Environmentalist and primatologist Jane Goodall is buying chances to win a Wyoming hunting license to bag a grizzly bear. But she never intends to go through with the hunt.
Goodall, 84, known for her work with chimpanzees, is teaming up in this endeavor with Cynthia Moss, 78, who is famous for fighting elephant poachers in Africa. But they don’t intend to hunt the grizzly; theirs is an act of civil disobedience.
Goodall and Moss are protesting Wyoming’s first legalized hunt in 44 years of 22 grizzly bears, National Geographic reported. Slated to be held in the Yellowstone region, the hunt comes one year after the grizzly was removed from federal protection.
The Wyoming Wildlife Commission unanimously approved the measure two months ago, 7-0.
The campaign against the planned trophy hunting, called “Shoot ‘em With A Camera, Not A Gun,” has gained steam, mainly among women, and caught state officials by surprise, National Geographic reported.
The plan is to overload the state’s hunting lottery system with applications from nonhunters. Those who receive one of the coveted 22 permits will head to the mountains when the season starts, armed with a camera rather than a gun.

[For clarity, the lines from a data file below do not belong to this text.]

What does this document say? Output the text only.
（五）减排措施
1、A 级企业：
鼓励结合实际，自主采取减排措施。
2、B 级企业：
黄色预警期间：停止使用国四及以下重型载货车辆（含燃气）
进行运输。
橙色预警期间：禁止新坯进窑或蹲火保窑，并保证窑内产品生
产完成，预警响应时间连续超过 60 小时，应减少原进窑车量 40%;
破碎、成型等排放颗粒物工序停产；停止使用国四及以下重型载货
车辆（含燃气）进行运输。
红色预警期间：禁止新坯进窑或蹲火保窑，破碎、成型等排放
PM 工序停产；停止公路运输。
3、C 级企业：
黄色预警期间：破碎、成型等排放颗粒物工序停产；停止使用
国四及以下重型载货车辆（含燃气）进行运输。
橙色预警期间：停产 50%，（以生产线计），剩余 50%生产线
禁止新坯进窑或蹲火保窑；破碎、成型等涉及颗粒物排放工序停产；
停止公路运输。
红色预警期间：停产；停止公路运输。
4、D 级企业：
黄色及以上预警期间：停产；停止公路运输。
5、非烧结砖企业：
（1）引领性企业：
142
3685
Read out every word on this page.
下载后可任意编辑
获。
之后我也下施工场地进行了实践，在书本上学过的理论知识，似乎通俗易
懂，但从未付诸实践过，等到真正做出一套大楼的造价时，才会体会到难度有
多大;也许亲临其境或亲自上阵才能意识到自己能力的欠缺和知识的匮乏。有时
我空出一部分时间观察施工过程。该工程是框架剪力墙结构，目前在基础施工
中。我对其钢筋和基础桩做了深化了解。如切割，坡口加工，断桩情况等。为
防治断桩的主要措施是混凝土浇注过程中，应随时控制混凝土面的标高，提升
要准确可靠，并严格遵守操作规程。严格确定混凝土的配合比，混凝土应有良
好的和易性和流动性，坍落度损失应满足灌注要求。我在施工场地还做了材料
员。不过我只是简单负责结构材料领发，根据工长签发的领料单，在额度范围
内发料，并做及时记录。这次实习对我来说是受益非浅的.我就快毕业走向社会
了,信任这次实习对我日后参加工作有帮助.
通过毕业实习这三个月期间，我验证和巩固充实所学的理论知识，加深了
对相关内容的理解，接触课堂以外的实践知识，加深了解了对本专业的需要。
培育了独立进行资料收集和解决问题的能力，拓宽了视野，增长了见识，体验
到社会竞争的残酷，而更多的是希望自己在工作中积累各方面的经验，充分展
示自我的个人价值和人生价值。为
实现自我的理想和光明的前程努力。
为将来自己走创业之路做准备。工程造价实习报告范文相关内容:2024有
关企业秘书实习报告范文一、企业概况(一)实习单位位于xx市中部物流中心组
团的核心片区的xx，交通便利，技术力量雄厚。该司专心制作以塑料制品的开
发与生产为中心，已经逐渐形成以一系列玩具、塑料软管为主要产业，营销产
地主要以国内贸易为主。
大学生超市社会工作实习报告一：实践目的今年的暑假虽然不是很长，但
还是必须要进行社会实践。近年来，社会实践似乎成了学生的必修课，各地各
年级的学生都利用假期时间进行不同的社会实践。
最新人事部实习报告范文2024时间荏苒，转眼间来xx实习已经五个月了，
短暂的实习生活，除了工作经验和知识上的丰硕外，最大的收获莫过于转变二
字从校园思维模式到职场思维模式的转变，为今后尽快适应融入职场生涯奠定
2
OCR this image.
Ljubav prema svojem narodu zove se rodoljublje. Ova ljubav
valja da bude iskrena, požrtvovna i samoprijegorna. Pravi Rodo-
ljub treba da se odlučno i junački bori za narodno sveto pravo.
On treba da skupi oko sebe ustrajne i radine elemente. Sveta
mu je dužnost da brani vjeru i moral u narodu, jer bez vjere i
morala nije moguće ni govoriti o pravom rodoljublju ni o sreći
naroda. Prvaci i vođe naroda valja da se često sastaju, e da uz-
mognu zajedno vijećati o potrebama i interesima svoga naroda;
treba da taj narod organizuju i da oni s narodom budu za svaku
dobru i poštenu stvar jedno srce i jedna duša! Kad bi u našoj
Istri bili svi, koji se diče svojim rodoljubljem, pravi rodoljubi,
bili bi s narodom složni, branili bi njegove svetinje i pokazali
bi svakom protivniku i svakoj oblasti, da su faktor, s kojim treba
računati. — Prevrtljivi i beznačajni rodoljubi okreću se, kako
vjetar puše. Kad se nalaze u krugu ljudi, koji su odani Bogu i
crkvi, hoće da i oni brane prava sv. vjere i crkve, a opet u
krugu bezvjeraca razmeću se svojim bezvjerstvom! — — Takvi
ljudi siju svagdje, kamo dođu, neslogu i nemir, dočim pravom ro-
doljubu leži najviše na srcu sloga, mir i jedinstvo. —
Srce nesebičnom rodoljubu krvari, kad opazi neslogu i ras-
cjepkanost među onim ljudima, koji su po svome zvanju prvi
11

“People felt desperate, wanting to do something positive that could help keep these bears alive. I think we surprised ourselves at how much public support this has gotten in so little time,” Lisa Robertson, a Jackson Hole conservationist, told National Geographic.
The campaign grew as a grassroots effort on social media and from an ad in the Jackson Hole newspaper in which local Ann Smith provided her personal phone number.
“What stunned me is the number of positive calls I’ve received and 85 to 90 percent have come from women,” Smith said, National Geographic reported. “No one has called me up on the phone and yelled at me.”
Smith also promotes the campaign by driving around Jackson Hole in a replica antique pick-up truck with a huge teddy bear in the bed sporting a sign that reads “Grizzly Lives Matter.” Reaction to that has been positive, also.
“I’ve received lots of affirmative horn honks and people giving me thumbs up,” she said, National Geographic reported.